Will it be Prabowo Subianto, a hubristic ex-general once married to the daughter of Suharto, the authoritarian leader who was forced to resign in 1998? Or will it be Joko Widodo, known as “Jokowi,” Jakarta’s tireless, self-effacing governor? Both have the capacity to bend Indonesia’s arc of history — but each in a different direction. Indonesians will not merely be choosing between two very different leaders. They will be choosing between two very different futures.
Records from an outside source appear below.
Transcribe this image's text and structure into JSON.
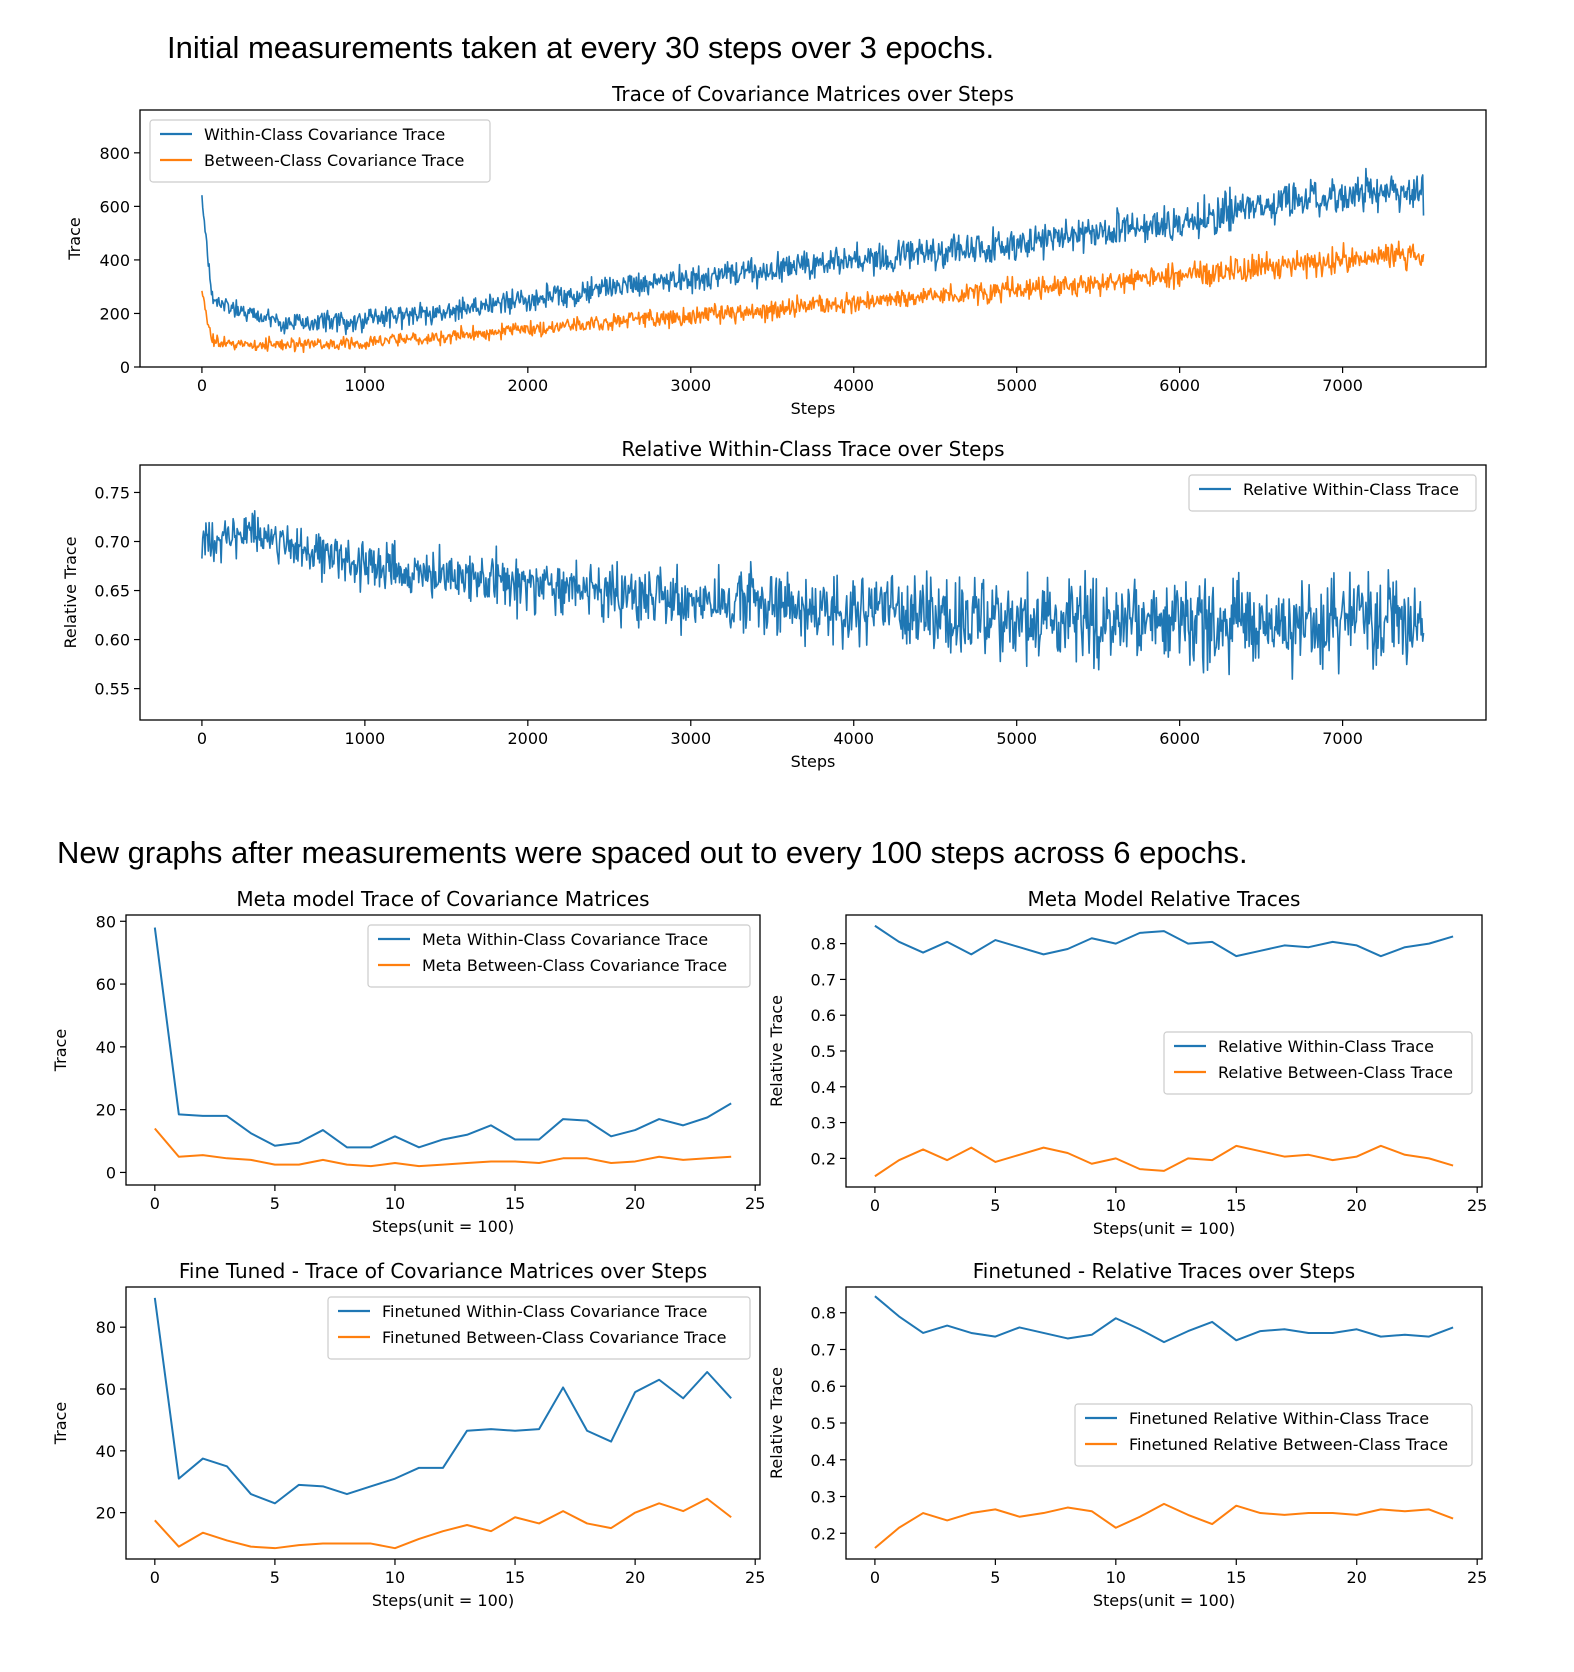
{
  "headings": {
    "top": "Initial measurements taken at every 30 steps over 3 epochs.",
    "bottom": "New graphs after measurements were spaced out to every 100 steps across 6 epochs."
  },
  "colors": {
    "blue": "#1f77b4",
    "orange": "#ff7f0e"
  },
  "chart_data": [
    {
      "id": "trace-cov",
      "type": "line",
      "title": "Trace of Covariance Matrices over Steps",
      "xlabel": "Steps",
      "ylabel": "Trace",
      "xlim": [
        -380,
        7880
      ],
      "ylim": [
        0,
        960
      ],
      "xticks": [
        0,
        1000,
        2000,
        3000,
        4000,
        5000,
        6000,
        7000
      ],
      "yticks": [
        0,
        200,
        400,
        600,
        800
      ],
      "legend": "top-left",
      "noisy": true,
      "sampling": "every 30 steps",
      "series": [
        {
          "name": "Within-Class Covariance Trace",
          "color": "#1f77b4",
          "x": [
            0,
            60,
            200,
            500,
            1000,
            1500,
            2000,
            3000,
            4000,
            5000,
            6000,
            7000,
            7500
          ],
          "y": [
            640,
            260,
            210,
            165,
            175,
            210,
            250,
            330,
            400,
            460,
            540,
            650,
            660
          ],
          "noise": 45
        },
        {
          "name": "Between-Class Covariance Trace",
          "color": "#ff7f0e",
          "x": [
            0,
            60,
            200,
            500,
            1000,
            1500,
            2000,
            3000,
            4000,
            5000,
            6000,
            7000,
            7500
          ],
          "y": [
            300,
            100,
            85,
            80,
            90,
            115,
            140,
            190,
            240,
            290,
            340,
            400,
            420
          ],
          "noise": 30
        }
      ]
    },
    {
      "id": "relative-within",
      "type": "line",
      "title": "Relative Within-Class Trace over Steps",
      "xlabel": "Steps",
      "ylabel": "Relative Trace",
      "xlim": [
        -380,
        7880
      ],
      "ylim": [
        0.518,
        0.778
      ],
      "xticks": [
        0,
        1000,
        2000,
        3000,
        4000,
        5000,
        6000,
        7000
      ],
      "yticks": [
        0.55,
        0.6,
        0.65,
        0.7,
        0.75
      ],
      "legend": "top-right",
      "noisy": true,
      "sampling": "every 30 steps",
      "series": [
        {
          "name": "Relative Within-Class Trace",
          "color": "#1f77b4",
          "x": [
            0,
            300,
            1000,
            2000,
            3000,
            4000,
            5000,
            6000,
            7000,
            7500
          ],
          "y": [
            0.7,
            0.71,
            0.675,
            0.655,
            0.64,
            0.63,
            0.623,
            0.62,
            0.618,
            0.618
          ],
          "noise": 0.028
        }
      ]
    },
    {
      "id": "meta-trace",
      "type": "line",
      "title": "Meta model Trace of Covariance Matrices",
      "xlabel": "Steps(unit = 100)",
      "ylabel": "Trace",
      "xlim": [
        -1.2,
        25.2
      ],
      "ylim": [
        -4,
        82
      ],
      "xticks": [
        0,
        5,
        10,
        15,
        20,
        25
      ],
      "yticks": [
        0,
        20,
        40,
        60,
        80
      ],
      "legend": "top-right",
      "series": [
        {
          "name": "Meta Within-Class Covariance Trace",
          "color": "#1f77b4",
          "x": [
            0,
            1,
            2,
            3,
            4,
            5,
            6,
            7,
            8,
            9,
            10,
            11,
            12,
            13,
            14,
            15,
            16,
            17,
            18,
            19,
            20,
            21,
            22,
            23,
            24
          ],
          "y": [
            78,
            18.5,
            18,
            18,
            12.5,
            8.5,
            9.5,
            13.5,
            8,
            8,
            11.5,
            8,
            10.5,
            12,
            15,
            10.5,
            10.5,
            17,
            16.5,
            11.5,
            13.5,
            17,
            15,
            17.5,
            22
          ]
        },
        {
          "name": "Meta Between-Class Covariance Trace",
          "color": "#ff7f0e",
          "x": [
            0,
            1,
            2,
            3,
            4,
            5,
            6,
            7,
            8,
            9,
            10,
            11,
            12,
            13,
            14,
            15,
            16,
            17,
            18,
            19,
            20,
            21,
            22,
            23,
            24
          ],
          "y": [
            14,
            5,
            5.5,
            4.5,
            4,
            2.5,
            2.5,
            4,
            2.5,
            2,
            3,
            2,
            2.5,
            3,
            3.5,
            3.5,
            3,
            4.5,
            4.5,
            3,
            3.5,
            5,
            4,
            4.5,
            5
          ]
        }
      ]
    },
    {
      "id": "meta-relative",
      "type": "line",
      "title": "Meta Model Relative Traces",
      "xlabel": "Steps(unit = 100)",
      "ylabel": "Relative Trace",
      "xlim": [
        -1.2,
        25.2
      ],
      "ylim": [
        0.12,
        0.88
      ],
      "xticks": [
        0,
        5,
        10,
        15,
        20,
        25
      ],
      "yticks": [
        0.2,
        0.3,
        0.4,
        0.5,
        0.6,
        0.7,
        0.8
      ],
      "legend": "center-right",
      "series": [
        {
          "name": "Relative Within-Class Trace",
          "color": "#1f77b4",
          "x": [
            0,
            1,
            2,
            3,
            4,
            5,
            6,
            7,
            8,
            9,
            10,
            11,
            12,
            13,
            14,
            15,
            16,
            17,
            18,
            19,
            20,
            21,
            22,
            23,
            24
          ],
          "y": [
            0.85,
            0.805,
            0.775,
            0.805,
            0.77,
            0.81,
            0.79,
            0.77,
            0.785,
            0.815,
            0.8,
            0.83,
            0.835,
            0.8,
            0.805,
            0.765,
            0.78,
            0.795,
            0.79,
            0.805,
            0.795,
            0.765,
            0.79,
            0.8,
            0.82
          ]
        },
        {
          "name": "Relative Between-Class Trace",
          "color": "#ff7f0e",
          "x": [
            0,
            1,
            2,
            3,
            4,
            5,
            6,
            7,
            8,
            9,
            10,
            11,
            12,
            13,
            14,
            15,
            16,
            17,
            18,
            19,
            20,
            21,
            22,
            23,
            24
          ],
          "y": [
            0.15,
            0.195,
            0.225,
            0.195,
            0.23,
            0.19,
            0.21,
            0.23,
            0.215,
            0.185,
            0.2,
            0.17,
            0.165,
            0.2,
            0.195,
            0.235,
            0.22,
            0.205,
            0.21,
            0.195,
            0.205,
            0.235,
            0.21,
            0.2,
            0.18
          ]
        }
      ]
    },
    {
      "id": "finetuned-trace",
      "type": "line",
      "title": "Fine Tuned - Trace of Covariance Matrices over Steps",
      "xlabel": "Steps(unit = 100)",
      "ylabel": "Trace",
      "xlim": [
        -1.2,
        25.2
      ],
      "ylim": [
        5,
        93
      ],
      "xticks": [
        0,
        5,
        10,
        15,
        20,
        25
      ],
      "yticks": [
        20,
        40,
        60,
        80
      ],
      "legend": "top-right",
      "series": [
        {
          "name": "Finetuned Within-Class Covariance Trace",
          "color": "#1f77b4",
          "x": [
            0,
            1,
            2,
            3,
            4,
            5,
            6,
            7,
            8,
            9,
            10,
            11,
            12,
            13,
            14,
            15,
            16,
            17,
            18,
            19,
            20,
            21,
            22,
            23,
            24
          ],
          "y": [
            89.5,
            31,
            37.5,
            35,
            26,
            23,
            29,
            28.5,
            26,
            28.5,
            31,
            34.5,
            34.5,
            46.5,
            47,
            46.5,
            47,
            60.5,
            46.5,
            43,
            59,
            63,
            57,
            65.5,
            57
          ]
        },
        {
          "name": "Finetuned Between-Class Covariance Trace",
          "color": "#ff7f0e",
          "x": [
            0,
            1,
            2,
            3,
            4,
            5,
            6,
            7,
            8,
            9,
            10,
            11,
            12,
            13,
            14,
            15,
            16,
            17,
            18,
            19,
            20,
            21,
            22,
            23,
            24
          ],
          "y": [
            17.5,
            9,
            13.5,
            11,
            9,
            8.5,
            9.5,
            10,
            10,
            10,
            8.5,
            11.5,
            14,
            16,
            14,
            18.5,
            16.5,
            20.5,
            16.5,
            15,
            20,
            23,
            20.5,
            24.5,
            18.5
          ]
        }
      ]
    },
    {
      "id": "finetuned-relative",
      "type": "line",
      "title": "Finetuned - Relative Traces over Steps",
      "xlabel": "Steps(unit = 100)",
      "ylabel": "Relative Trace",
      "xlim": [
        -1.2,
        25.2
      ],
      "ylim": [
        0.13,
        0.87
      ],
      "xticks": [
        0,
        5,
        10,
        15,
        20,
        25
      ],
      "yticks": [
        0.2,
        0.3,
        0.4,
        0.5,
        0.6,
        0.7,
        0.8
      ],
      "legend": "center-right",
      "series": [
        {
          "name": "Finetuned Relative Within-Class Trace",
          "color": "#1f77b4",
          "x": [
            0,
            1,
            2,
            3,
            4,
            5,
            6,
            7,
            8,
            9,
            10,
            11,
            12,
            13,
            14,
            15,
            16,
            17,
            18,
            19,
            20,
            21,
            22,
            23,
            24
          ],
          "y": [
            0.845,
            0.79,
            0.745,
            0.765,
            0.745,
            0.735,
            0.76,
            0.745,
            0.73,
            0.74,
            0.785,
            0.755,
            0.72,
            0.75,
            0.775,
            0.725,
            0.75,
            0.755,
            0.745,
            0.745,
            0.755,
            0.735,
            0.74,
            0.735,
            0.76
          ]
        },
        {
          "name": "Finetuned Relative Between-Class Trace",
          "color": "#ff7f0e",
          "x": [
            0,
            1,
            2,
            3,
            4,
            5,
            6,
            7,
            8,
            9,
            10,
            11,
            12,
            13,
            14,
            15,
            16,
            17,
            18,
            19,
            20,
            21,
            22,
            23,
            24
          ],
          "y": [
            0.16,
            0.215,
            0.255,
            0.235,
            0.255,
            0.265,
            0.245,
            0.255,
            0.27,
            0.26,
            0.215,
            0.245,
            0.28,
            0.25,
            0.225,
            0.275,
            0.255,
            0.25,
            0.255,
            0.255,
            0.25,
            0.265,
            0.26,
            0.265,
            0.24
          ]
        }
      ]
    }
  ]
}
In recent weeks, the battle lines between the candidates have solidified. Each has produced a vision and a mission statement. They have sparred in several televised debates — with two more scheduled, on June 29 and July 5. The race appears to be heading for a tight finish. Jokowi’s early lead in the polls has evaporated, and Prabowo appears to be slightly ahead, although the number of undecided voters remains large.

 

Prabowo’s steady rise in popularity has been helped by his alliance with Golkar, the second-largest party in April’s legislative elections, which brings him a strong nationwide network of political operatives. He can also count on the deep pockets of his billionaire brother and supporter, Hashim Djojohadikusumo. And he has an edge in media access, thanks to broad support from the business community, including several media tycoons, one of whom has exclusive rights to broadcast the World Cup to soccer-mad Indonesians.